TVA is directed to recheck the information that is in the
administrative record to insure that Towers Watson & Company has
provided all actuary information that was available to the board at
the time they made their decision to amend the rules in 2009. If
the Plaintiffs have any specific information as to the items they
think may have been omitted from the administrative record, they
should specifically convey that to counsel for TVA and TVARS and
they must check to be sure that the administrative record* contains
all information that was available to the board from Towers Watson
& Company.

Finally, the Plaintiffs have requested in the depositions
of TVARS board members Les Bays and Frank Alford, or in lieu of
their depositions, a deposition of then TVA CEO Tom Kilgore.

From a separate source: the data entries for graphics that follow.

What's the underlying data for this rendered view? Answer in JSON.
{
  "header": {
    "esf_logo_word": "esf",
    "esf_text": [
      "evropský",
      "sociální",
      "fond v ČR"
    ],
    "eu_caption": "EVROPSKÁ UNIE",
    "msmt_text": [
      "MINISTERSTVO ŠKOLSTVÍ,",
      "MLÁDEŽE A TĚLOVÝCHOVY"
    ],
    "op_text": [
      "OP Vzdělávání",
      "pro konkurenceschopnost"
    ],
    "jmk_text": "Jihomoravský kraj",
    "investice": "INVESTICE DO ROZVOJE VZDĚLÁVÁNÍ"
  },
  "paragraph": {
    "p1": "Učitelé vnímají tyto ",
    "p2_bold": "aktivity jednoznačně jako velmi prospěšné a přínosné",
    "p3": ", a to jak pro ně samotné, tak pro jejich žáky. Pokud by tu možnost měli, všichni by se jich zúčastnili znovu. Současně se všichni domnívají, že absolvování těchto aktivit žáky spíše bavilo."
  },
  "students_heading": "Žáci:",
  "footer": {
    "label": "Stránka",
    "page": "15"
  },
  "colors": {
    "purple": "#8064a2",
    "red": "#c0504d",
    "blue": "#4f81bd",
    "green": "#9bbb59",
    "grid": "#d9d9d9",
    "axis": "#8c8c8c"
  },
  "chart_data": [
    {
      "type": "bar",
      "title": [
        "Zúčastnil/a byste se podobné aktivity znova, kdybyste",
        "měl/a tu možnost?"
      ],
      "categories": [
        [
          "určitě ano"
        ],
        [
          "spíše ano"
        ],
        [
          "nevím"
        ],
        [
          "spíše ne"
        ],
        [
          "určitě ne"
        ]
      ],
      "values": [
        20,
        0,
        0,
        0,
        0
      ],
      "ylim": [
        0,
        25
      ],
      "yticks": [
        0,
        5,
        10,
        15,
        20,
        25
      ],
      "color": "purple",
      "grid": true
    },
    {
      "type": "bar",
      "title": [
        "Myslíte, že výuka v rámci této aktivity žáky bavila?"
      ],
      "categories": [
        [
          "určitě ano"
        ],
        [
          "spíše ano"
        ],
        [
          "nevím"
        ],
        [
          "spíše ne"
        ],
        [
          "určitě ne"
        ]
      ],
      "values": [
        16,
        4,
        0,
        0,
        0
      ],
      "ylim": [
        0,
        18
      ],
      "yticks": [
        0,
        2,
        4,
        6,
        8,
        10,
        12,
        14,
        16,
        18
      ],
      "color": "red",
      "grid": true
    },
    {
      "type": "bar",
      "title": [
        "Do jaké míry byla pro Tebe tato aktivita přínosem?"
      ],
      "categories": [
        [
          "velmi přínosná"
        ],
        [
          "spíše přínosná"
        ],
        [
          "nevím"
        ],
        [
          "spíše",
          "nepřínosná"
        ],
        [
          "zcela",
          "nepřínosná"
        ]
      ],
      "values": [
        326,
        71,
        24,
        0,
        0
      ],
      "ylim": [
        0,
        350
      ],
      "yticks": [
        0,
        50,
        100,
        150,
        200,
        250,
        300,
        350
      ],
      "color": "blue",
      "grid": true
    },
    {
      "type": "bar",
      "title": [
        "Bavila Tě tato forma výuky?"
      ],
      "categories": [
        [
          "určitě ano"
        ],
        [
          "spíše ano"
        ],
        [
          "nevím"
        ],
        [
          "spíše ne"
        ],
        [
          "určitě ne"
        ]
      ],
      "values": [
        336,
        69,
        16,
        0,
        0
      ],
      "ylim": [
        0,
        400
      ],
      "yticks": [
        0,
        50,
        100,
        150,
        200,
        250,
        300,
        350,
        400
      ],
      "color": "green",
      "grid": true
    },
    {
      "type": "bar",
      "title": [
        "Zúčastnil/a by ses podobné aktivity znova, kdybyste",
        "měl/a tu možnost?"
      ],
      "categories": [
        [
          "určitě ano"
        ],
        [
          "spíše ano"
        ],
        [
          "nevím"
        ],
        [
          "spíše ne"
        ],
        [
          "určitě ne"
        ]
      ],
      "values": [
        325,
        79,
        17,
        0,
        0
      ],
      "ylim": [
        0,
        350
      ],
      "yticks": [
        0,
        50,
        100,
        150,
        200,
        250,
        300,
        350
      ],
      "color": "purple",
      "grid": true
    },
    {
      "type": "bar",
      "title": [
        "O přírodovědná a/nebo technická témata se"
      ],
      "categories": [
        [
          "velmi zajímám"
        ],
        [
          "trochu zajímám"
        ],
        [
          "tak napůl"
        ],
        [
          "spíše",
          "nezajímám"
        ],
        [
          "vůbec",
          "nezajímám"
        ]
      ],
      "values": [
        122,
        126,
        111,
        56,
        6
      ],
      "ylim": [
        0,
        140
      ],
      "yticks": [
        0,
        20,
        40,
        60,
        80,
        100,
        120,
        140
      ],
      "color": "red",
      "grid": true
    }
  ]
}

This is a close question, but given the information
provided in the talking points for the meeting, TVA’s proposal to
the TVARS’ board and Mr. Alford’s published statement, the
Magistrate Judge believes that the potential information to be
gained about a meeting five years ago is so minimal that it does
not justify any additional time needed for such depositions.
Additionally, the Magistrate Judge believes that depositions of the
board members Mr. Bay and Mr. Alford would stray off into probing
their decision-making processes in this case, which the Magistrate
Judge believes is precluded by United States v. Morgan, 313 U.S.
405 (1941) and its prodigy.

In view of the Magistrate Judge’s ruling on what he
believes are the remaining issues that were referred to him, the
parties should, within 21 days, submit to Judge Trauger a proposed
order scheduling the deadlines for the remaining issues this 2010
case.

It is so ORDERED.

/s/ Joe B. Brown
JOE B. BROWN
United States Magistrate Judge
____________________
*Although this is not an administrative record in the strict sense
of a classic ERISA case, the Magistrate Judge will use that term as a
reasonable shorthand for the record that has been filed so far.